Samsung passes Apple in smartphone sales
But profit falls 23% on weakness in the Korean company's other divisions. UPDATED with chart.
But profit falls 23% on weakness in the Korean company's other divisions. UPDATED with chart.
Samsung said in its third quarter results that it had shipped 28 million smartphones between July and September - more than Apple, which moved 17 million iPhones during the period.
The Korean company's telecommunications division accounted for 36% of revenue and half of its profit. But weakness in its consumer electronics and component divisions saw Samsung's income fall 23% overall.

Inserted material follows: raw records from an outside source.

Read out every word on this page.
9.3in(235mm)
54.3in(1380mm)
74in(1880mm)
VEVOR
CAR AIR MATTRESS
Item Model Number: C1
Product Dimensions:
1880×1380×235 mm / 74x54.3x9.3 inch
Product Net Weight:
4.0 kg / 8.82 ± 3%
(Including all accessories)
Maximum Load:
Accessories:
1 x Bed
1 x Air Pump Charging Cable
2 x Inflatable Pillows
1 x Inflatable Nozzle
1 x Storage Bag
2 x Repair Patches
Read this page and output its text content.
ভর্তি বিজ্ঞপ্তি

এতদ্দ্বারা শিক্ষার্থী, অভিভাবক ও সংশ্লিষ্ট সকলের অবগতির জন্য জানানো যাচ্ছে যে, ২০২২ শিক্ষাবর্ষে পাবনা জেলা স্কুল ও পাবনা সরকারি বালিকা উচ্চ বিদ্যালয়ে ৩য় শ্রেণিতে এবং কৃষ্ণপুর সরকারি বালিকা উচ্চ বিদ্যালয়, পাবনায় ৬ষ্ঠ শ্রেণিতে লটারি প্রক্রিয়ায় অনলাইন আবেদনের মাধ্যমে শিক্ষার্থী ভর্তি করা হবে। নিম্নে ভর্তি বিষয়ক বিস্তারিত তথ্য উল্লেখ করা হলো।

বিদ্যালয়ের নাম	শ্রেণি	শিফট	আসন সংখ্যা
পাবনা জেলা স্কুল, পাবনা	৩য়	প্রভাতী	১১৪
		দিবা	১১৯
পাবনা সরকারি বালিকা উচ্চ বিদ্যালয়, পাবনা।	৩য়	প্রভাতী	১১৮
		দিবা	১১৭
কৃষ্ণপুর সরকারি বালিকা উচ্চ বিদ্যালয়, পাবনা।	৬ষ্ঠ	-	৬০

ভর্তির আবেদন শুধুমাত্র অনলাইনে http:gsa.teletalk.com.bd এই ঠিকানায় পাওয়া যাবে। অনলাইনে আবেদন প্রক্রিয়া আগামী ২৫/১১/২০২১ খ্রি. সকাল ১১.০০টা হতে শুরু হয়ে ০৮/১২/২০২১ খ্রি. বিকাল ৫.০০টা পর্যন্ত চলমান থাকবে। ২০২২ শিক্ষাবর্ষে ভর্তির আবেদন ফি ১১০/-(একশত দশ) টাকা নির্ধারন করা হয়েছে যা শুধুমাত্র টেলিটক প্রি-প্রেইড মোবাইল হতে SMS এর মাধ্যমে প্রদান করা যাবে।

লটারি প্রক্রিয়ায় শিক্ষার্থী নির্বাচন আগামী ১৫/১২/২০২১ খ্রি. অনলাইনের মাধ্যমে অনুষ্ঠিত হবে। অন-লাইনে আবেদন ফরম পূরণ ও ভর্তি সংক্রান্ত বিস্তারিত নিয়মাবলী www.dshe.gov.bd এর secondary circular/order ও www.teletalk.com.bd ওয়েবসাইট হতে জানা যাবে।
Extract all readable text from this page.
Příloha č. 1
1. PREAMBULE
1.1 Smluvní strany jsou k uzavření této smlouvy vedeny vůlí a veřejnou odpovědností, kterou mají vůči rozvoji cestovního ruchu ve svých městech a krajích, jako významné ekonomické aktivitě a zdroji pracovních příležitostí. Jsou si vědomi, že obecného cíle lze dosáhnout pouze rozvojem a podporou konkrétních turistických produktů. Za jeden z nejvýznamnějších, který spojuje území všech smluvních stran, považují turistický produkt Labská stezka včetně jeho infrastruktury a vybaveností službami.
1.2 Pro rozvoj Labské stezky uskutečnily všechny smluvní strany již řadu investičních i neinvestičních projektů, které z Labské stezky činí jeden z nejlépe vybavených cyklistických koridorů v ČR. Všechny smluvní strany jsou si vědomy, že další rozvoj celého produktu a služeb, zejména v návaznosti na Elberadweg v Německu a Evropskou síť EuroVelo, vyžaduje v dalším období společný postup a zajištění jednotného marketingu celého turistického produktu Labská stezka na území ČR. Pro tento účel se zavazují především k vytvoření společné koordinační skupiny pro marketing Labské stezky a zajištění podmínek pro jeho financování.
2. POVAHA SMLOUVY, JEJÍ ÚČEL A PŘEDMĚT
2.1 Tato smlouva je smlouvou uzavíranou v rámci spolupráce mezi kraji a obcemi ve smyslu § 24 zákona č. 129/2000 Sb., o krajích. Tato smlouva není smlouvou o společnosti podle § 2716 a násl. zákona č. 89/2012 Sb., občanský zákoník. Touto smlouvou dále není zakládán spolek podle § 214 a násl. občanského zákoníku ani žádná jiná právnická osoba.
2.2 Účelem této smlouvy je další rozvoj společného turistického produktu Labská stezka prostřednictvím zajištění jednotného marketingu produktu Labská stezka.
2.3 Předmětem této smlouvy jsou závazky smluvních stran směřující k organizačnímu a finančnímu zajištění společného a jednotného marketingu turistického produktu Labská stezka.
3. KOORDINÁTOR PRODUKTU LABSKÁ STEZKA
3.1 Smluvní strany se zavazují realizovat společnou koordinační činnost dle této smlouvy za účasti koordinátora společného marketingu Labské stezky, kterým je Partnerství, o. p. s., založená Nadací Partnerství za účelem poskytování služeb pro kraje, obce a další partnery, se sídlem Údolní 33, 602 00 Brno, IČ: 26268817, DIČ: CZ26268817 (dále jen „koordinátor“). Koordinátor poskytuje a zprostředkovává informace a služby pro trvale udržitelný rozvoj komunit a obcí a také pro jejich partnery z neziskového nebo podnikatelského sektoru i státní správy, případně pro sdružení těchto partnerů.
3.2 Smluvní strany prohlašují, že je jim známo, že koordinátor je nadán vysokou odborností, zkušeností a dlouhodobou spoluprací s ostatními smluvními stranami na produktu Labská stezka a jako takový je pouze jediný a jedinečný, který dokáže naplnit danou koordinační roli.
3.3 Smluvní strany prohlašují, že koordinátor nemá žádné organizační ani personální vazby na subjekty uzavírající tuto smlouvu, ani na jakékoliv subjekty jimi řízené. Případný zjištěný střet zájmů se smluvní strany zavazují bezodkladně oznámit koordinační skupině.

Samsung's smartphone sales quadrupled over the same quarter last year.
Apple enjoyed 21% growth in iPhone sales over the year-ago quarter, but its 17 million July-September iPhone sales were down on the previous quarter's 20.1 million, and well below the 20-22 million analysts had expected (on the upside, Apple sold four million units of its new iPhone 4S during the handset's first three days onsale, hinting the lull in sales was due to people waiting for the new model; a comeback could be in the offing).
Chart courtesy BusinessInsider.com. Click to zoom.
Samsung's smartphone push has been centred on handsets running Google's Android software (although it's also making a Windows Phone foray).
The highest profile has been the Galaxy S II, sold here by Telecom and Vodafone.
Samsung recently claimed it had sold 10 million Galaxy S IIs since April. The SII sells for around $1000. The balance of the company's smartphone sales have come from cheaper models in the S series.